Ackroyd explores the influence that both contemporary and past artists had on Blake, those he admired and those he disdained. He reveals Blake’s rigorous artistic education, including seven years as an apprentice engraver and acceptance to the prestigious Royal Academy schools. While Blake’s interest in spiritualism – first in Swedenborg and later Boehme and Paracelsus – is central to his work, Ackroyd also shows how contemporary events, from the Gordon Riots to the French Revolution, caught Blake’s imagination.

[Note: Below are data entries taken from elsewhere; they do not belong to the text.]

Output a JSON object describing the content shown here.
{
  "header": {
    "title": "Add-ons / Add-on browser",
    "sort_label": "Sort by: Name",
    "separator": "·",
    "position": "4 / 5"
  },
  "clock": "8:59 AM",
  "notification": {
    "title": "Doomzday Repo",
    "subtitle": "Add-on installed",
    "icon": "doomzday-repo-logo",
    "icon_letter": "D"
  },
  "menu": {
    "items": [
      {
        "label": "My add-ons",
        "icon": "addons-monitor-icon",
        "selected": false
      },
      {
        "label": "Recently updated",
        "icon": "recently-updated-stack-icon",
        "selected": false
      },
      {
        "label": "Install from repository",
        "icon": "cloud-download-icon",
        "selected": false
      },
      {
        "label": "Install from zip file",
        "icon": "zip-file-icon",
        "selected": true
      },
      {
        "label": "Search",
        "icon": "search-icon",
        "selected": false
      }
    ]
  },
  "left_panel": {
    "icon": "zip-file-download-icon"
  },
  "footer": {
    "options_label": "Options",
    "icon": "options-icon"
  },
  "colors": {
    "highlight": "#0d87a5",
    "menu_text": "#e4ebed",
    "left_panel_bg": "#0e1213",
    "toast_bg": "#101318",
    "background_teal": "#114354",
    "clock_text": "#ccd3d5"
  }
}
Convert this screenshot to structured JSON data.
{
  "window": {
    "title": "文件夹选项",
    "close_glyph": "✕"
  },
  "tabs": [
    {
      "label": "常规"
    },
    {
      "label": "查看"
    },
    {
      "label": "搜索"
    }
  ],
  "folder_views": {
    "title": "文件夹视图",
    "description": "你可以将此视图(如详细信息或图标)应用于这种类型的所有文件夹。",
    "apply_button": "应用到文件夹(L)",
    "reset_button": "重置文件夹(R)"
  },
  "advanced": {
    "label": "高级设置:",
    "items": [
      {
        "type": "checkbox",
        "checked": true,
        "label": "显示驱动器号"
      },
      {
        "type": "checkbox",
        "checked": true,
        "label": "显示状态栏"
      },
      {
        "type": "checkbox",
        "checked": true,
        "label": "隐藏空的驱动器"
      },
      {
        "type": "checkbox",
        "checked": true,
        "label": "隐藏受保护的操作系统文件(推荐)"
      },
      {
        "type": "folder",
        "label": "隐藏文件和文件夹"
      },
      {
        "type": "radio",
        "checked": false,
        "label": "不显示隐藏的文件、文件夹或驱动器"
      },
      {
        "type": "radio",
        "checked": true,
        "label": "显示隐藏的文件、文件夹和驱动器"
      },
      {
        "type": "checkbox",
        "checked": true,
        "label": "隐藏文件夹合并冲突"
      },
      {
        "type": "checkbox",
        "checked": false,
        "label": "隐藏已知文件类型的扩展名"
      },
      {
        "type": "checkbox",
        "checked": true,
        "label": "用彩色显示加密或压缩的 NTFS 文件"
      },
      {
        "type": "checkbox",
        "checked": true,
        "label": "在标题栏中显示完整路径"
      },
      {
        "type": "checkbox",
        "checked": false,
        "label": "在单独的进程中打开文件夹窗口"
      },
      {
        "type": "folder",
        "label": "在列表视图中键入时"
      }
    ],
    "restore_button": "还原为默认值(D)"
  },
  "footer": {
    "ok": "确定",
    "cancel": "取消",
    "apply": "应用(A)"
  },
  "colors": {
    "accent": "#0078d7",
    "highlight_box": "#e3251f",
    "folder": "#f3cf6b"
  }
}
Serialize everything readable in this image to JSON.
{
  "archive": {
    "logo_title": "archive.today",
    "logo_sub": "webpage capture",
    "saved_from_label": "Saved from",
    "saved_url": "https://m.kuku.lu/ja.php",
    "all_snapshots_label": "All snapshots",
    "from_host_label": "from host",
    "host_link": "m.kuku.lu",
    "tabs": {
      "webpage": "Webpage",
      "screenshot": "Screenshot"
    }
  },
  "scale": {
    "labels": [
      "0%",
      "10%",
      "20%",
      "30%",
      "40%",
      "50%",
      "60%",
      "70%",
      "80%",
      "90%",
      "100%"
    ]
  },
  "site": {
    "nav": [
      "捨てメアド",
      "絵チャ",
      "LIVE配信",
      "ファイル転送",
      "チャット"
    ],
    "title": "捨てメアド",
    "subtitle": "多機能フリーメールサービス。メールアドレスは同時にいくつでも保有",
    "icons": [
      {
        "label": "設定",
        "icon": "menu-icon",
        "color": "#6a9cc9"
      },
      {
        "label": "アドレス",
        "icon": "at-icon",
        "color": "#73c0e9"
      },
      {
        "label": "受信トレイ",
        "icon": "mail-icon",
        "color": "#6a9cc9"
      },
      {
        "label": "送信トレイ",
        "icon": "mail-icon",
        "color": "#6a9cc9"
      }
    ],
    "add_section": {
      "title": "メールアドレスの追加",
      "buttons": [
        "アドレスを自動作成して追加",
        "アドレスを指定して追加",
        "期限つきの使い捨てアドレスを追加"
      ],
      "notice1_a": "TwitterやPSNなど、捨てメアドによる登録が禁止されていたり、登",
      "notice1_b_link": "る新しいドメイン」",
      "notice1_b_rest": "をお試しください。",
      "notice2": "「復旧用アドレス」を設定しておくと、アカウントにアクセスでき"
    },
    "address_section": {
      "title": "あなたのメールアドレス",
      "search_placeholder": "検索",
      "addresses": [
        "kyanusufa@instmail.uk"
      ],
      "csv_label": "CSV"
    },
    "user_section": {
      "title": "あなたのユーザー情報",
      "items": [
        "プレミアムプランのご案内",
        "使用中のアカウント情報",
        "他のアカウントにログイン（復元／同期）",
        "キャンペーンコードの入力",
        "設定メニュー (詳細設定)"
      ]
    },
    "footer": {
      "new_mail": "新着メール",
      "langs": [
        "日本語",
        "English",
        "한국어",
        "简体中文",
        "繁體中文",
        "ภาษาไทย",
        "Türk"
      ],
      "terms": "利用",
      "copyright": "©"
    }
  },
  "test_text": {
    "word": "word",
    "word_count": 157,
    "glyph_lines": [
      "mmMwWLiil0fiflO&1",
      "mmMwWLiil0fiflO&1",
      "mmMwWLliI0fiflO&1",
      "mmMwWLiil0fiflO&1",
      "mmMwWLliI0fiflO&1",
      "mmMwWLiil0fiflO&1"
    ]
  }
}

Far from being an unworldly, mystical eccentric, the Blake presented by Ackroyd was a diligent, intelligent, opinionated artisan who spent his life on a philosophical quest, embodied in his art and poetry. London, a city that Ackroyd knows as intimately as Blake himself, is integral to the story. Blake pulses with the colour, squalor and radicalism of the capital and reveals its influence on Blake’s art: every time he walked from his home in Lambeth into the City, he passed the burnt-out shell of Albion Mills, the embodiment of Jerusalem’s ‘dark satanic mills’. Luminous and lyrical, this is a truly fitting biography for one of the most intriguing creative figures in history.